Dan Albas is member of Parliament for Central Okanagan Similkameen Nicola. This column appears weekly.

As we approach the October election, one of the significant concerns in British Columbia is the Trans-Mountain pipeline expansion project and by extension the increase in related oil tanker traffic.

In previous reports I have referenced many aspects of this project however one area I have not covered has been about oil tankers.

The intent of my report today will be to provide some additional information on this topic.

For the record, there are five types of oil tankers that range in size from the 230-metre-long Panamax class up to the 415-metre ULCC class.

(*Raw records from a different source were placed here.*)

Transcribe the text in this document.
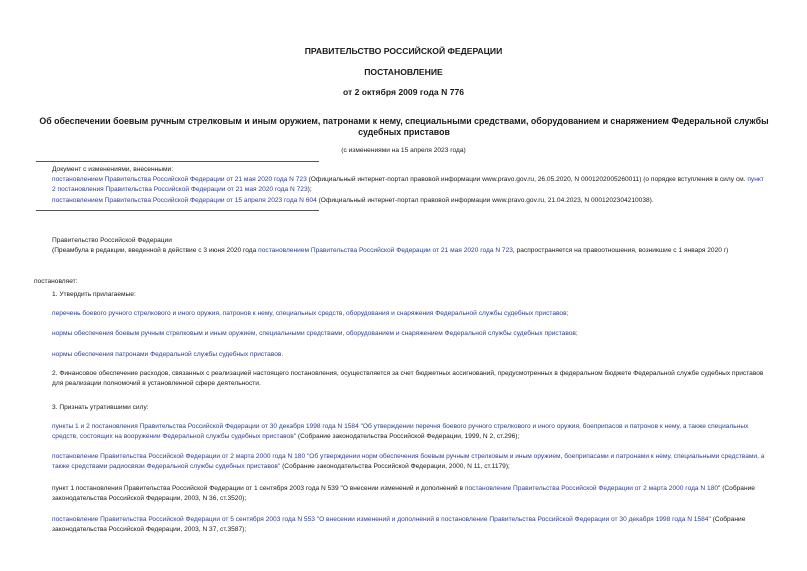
ПРАВИТЕЛЬСТВО РОССИЙСКОЙ ФЕДЕРАЦИИ
ПОСТАНОВЛЕНИЕ
от 2 октября 2009 года N 776
Об обеспечении боевым ручным стрелковым и иным оружием, патронами к нему, специальными средствами, оборудованием и снаряжением Федеральной службы судебных приставов
(с изменениями на 15 апреля 2023 года)
Документ с изменениями, внесенными:
постановлением Правительства Российской Федерации от 21 мая 2020 года N 723 (Официальный интернет-портал правовой информации www.pravo.gov.ru, 26.05.2020, N 0001202005260011) (о порядке вступления в силу см. пункт 2 постановления Правительства Российской Федерации от 21 мая 2020 года N 723);
постановлением Правительства Российской Федерации от 15 апреля 2023 года N 604 (Официальный интернет-портал правовой информации www.pravo.gov.ru, 21.04.2023, N 0001202304210038).
Правительство Российской Федерации
(Преамбула в редакции, введенной в действие с 3 июня 2020 года постановлением Правительства Российской Федерации от 21 мая 2020 года N 723, распространяется на правоотношения, возникшие с 1 января 2020 г)
постановляет:
1. Утвердить прилагаемые:
перечень боевого ручного стрелкового и иного оружия, патронов к нему, специальных средств, оборудования и снаряжения Федеральной службы судебных приставов;
нормы обеспечения боевым ручным стрелковым и иным оружием, специальными средствами, оборудованием и снаряжением Федеральной службы судебных приставов;
нормы обеспечения патронами Федеральной службы судебных приставов.
2. Финансовое обеспечение расходов, связанных с реализацией настоящего постановления, осуществляется за счет бюджетных ассигнований, предусмотренных в федеральном бюджете Федеральной службе судебных приставов для реализации полномочий в установленной сфере деятельности.
3. Признать утратившими силу:
пункты 1 и 2 постановления Правительства Российской Федерации от 30 декабря 1998 года N 1584 "Об утверждении перечня боевого ручного стрелкового и иного оружия, боеприпасов и патронов к нему, а также специальных средств, состоящих на вооружении Федеральной службы судебных приставов" (Собрание законодательства Российской Федерации, 1999, N 2, ст.296);
постановление Правительства Российской Федерации от 2 марта 2000 года N 180 "Об утверждении норм обеспечения боевым ручным стрелковым и иным оружием, боеприпасами и патронами к нему, специальными средствами, а также средствами радиосвязи Федеральной службы судебных приставов" (Собрание законодательства Российской Федерации, 2000, N 11, ст.1179);
пункт 1 постановления Правительства Российской Федерации от 1 сентября 2003 года N 539 "О внесении изменений и дополнений в постановление Правительства Российской Федерации от 2 марта 2000 года N 180" (Собрание законодательства Российской Федерации, 2003, N 36, ст.3520);
постановление Правительства Российской Федерации от 5 сентября 2003 года N 553 "О внесении изменений и дополнений в постановление Правительства Российской Федерации от 30 декабря 1998 года N 1584" (Собрание законодательства Российской Федерации, 2003, N 37, ст.3587);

For a frame of reference the Exxon Valdez was the second largest VLCC class at 330 metres in length.

The tankers involved in the TMX project are the second smallest Aframax size at 245 metres.

For some comparison, the BC Ferries Spirit class of vessels are 167 metres long.

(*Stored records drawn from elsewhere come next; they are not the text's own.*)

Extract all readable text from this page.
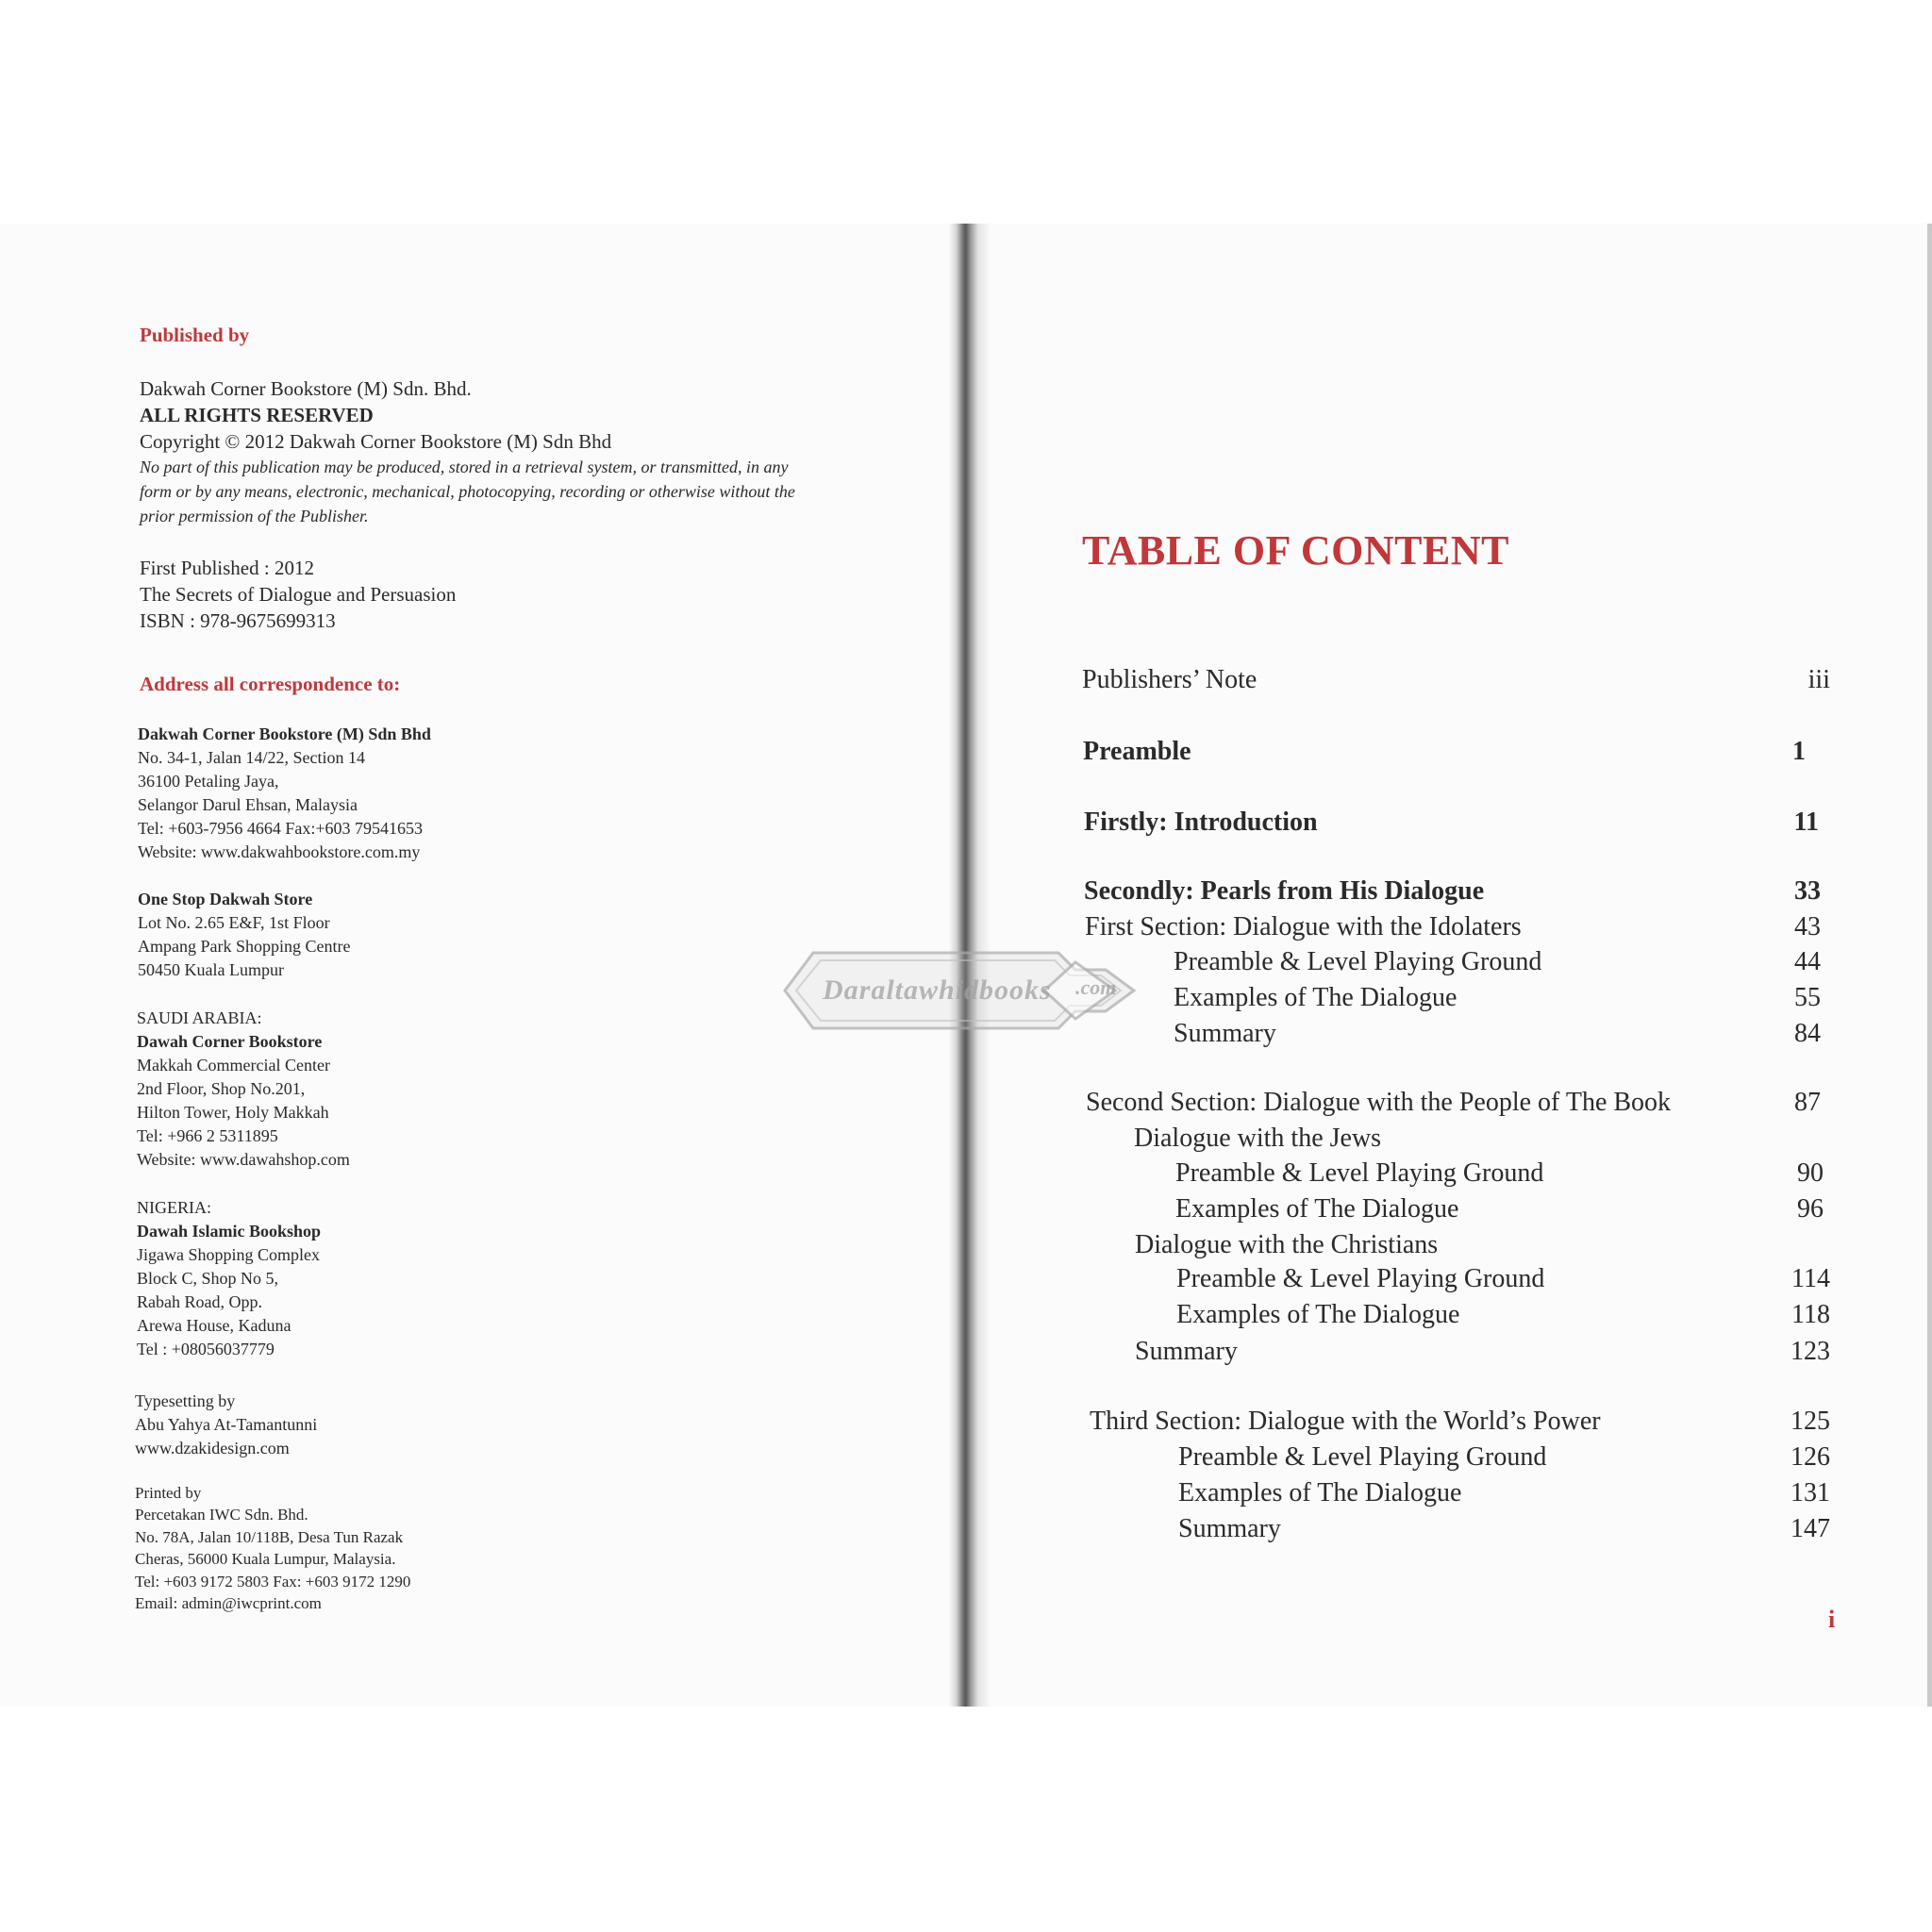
Published by
Dakwah Corner Bookstore (M) Sdn. Bhd.
ALL RIGHTS RESERVED
Copyright © 2012 Dakwah Corner Bookstore (M) Sdn Bhd
No part of this publication may be produced, stored in a retrieval system, or transmitted, in any
form or by any means, electronic, mechanical, photocopying, recording or otherwise without the
prior permission of the Publisher.
First Published : 2012
The Secrets of Dialogue and Persuasion
ISBN : 978-9675699313
Address all correspondence to:
Dakwah Corner Bookstore (M) Sdn Bhd
No. 34-1, Jalan 14/22, Section 14
36100 Petaling Jaya,
Selangor Darul Ehsan, Malaysia
Tel: +603-7956 4664 Fax:+603 79541653
Website: www.dakwahbookstore.com.my
One Stop Dakwah Store
Lot No. 2.65 E&F, 1st Floor
Ampang Park Shopping Centre
50450 Kuala Lumpur
SAUDI ARABIA:
Dawah Corner Bookstore
Makkah Commercial Center
2nd Floor, Shop No.201,
Hilton Tower, Holy Makkah
Tel: +966 2 5311895
Website: www.dawahshop.com
NIGERIA:
Dawah Islamic Bookshop
Jigawa Shopping Complex
Block C, Shop No 5,
Rabah Road, Opp.
Arewa House, Kaduna
Tel : +08056037779
Typesetting by
Abu Yahya At-Tamantunni
www.dzakidesign.com
Printed by
Percetakan IWC Sdn. Bhd.
No. 78A, Jalan 10/118B, Desa Tun Razak
Cheras, 56000 Kuala Lumpur, Malaysia.
Tel: +603 9172 5803 Fax: +603 9172 1290
Email: admin@iwcprint.com
TABLE OF CONTENT
Publishers’ Note	iii
Preamble	1
Firstly: Introduction	11
Secondly: Pearls from His Dialogue	33
First Section: Dialogue with the Idolaters	43
Preamble & Level Playing Ground	44
Examples of The Dialogue	55
Summary	84
Second Section: Dialogue with the People of The Book	87
Dialogue with the Jews
Preamble & Level Playing Ground	90
Examples of The Dialogue	96
Dialogue with the Christians
Preamble & Level Playing Ground	114
Examples of The Dialogue	118
Summary	123
Third Section: Dialogue with the World’s Power	125
Preamble & Level Playing Ground	126
Examples of The Dialogue	131
Summary	147
i
Daraltawhidbooks .com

In terms of capacity, an Aframax tanker can carry up to 750,000 barrels of oil. The Exxon Valdez VLCC class can carry close to two million barrels of oil.

In terms of tanker sailings, the completion of the TMX project would result in roughly 34 tanker sailings per month. Currently there are five sailings.

One question on the minds of the many citizens I have heard from is: What has changed since the days of the Exxon Valdez?

One of the more significant changes relates to construction.

Tankers involved with the TMX project are double hulled construction, which is now subject to Canadian and International regulation.

Other changes relate to regulation and procedures.

Today’s regulatory requirements include a certificate of insurance, arrangements with the Western Canada Marine Response Corporation for spill response readiness.

Both the tanker and the terminal are required to complete unique spill response plans.From a procedural stand point, a tanker at the berth is always enclosed with a pre-deployed oil spill boom with a second boom ready for deployment.

No tanker will enter the region without a professional pilot on board and a fully loaded tanker departing must carry two pilots.

All cargo loading is under the supervision of a loading master who must stay on board while the loading is underway.

Aside from these changes, there are also additional use of tethered and un-tethered tugboats acting as escort vessels throughout the arrival and departure process.

Aside from these measures, the Western Canada Marine Response Corporation would also significantly increase both resources and location of resources for enhanced spill response capacity and faster response times.

I have provided this information for greater context and understanding of how marine oil tanker traffic would change with the expansion of the TMX project as well as how tanker safety has also changed.

My question this week relates solely to tankers: How do you feel about an increase in tanker traffic from five tankers up to roughly 34 a month?